When creating a new role, you will need to supply a Role ID, a Name and a Description. Roles are comprised of other roles and individual privileges. To assign a role or privilege to a role, click on Add button under Role/Privilege Management to access the Add Roles and Privileges dialog displayed in Figure 6.35, “The Dialog to Add Roles and Privileges”. It allows you to filter the paged displayed of all the available roles and privileges with a filter text as well as narrowing the search to roles or privileges only. Using the filter and the paging you will be able to find the desired role or privilege quickly.
The built-in roles are managed by Nexus and can not be edited or deleted. The role confirguration section below the list is visible, but disabled for these roles.
A Nexus role is comprised of other Nexus roles and individual Nexus privileges. To view the component parts of a Nexus Role, select the role in the Roles list and then choose the Role Tree tab as shown in Figure 6.36, “Viewing a Role Tree”.

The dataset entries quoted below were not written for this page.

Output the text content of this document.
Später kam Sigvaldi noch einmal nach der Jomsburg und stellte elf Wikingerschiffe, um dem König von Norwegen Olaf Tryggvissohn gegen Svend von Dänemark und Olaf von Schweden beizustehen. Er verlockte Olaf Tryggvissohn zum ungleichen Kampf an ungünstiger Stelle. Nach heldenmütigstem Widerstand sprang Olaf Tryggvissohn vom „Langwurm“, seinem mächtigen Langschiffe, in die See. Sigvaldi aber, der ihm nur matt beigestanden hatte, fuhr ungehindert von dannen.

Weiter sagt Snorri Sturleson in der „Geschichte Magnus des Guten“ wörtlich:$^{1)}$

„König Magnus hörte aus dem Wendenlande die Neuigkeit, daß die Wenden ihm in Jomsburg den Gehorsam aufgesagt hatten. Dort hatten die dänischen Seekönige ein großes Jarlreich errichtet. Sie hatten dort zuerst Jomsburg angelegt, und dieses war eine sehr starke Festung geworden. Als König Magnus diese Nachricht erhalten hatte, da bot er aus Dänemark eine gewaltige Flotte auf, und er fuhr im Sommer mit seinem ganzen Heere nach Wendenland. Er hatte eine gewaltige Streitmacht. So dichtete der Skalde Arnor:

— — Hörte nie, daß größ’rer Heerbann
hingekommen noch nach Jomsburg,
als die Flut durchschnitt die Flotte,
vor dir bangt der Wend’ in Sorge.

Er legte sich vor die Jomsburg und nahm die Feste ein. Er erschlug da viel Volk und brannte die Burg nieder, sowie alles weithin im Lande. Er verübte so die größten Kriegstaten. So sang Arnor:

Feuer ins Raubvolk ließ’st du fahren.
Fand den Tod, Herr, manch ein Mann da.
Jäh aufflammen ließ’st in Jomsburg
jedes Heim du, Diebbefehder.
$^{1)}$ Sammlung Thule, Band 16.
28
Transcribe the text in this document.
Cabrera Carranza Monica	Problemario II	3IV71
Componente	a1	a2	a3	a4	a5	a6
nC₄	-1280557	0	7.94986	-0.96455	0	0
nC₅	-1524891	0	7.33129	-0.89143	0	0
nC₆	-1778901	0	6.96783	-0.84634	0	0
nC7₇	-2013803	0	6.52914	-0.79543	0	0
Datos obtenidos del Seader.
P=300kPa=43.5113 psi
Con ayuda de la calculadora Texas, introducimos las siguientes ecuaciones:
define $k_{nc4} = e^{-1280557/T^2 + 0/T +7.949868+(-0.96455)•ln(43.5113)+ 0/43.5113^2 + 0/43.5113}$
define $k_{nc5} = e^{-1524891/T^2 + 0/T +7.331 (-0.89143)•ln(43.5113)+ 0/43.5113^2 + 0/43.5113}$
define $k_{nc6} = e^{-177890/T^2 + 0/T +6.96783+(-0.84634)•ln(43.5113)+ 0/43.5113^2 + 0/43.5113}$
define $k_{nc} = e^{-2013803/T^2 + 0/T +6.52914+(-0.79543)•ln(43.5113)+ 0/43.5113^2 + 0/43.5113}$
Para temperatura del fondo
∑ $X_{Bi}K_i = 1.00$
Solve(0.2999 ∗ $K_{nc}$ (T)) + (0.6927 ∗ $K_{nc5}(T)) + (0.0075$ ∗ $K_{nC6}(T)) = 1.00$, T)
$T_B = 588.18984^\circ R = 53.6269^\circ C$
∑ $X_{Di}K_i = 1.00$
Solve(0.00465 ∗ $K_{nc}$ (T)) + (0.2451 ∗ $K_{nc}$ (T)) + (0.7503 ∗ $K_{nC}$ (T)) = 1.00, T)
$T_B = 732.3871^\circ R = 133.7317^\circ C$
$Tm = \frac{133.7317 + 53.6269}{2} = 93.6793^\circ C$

With the Repository Targets, you have fine grained control over every action in the system. For example you could make a target that includes everything except sources (.(?!-sources)\.) and assign that to one role while giving yet another role access to everything. Using these different access roles you e.g. fcan host your public and private artifacts in a single repository without giving up control of your private artifacts.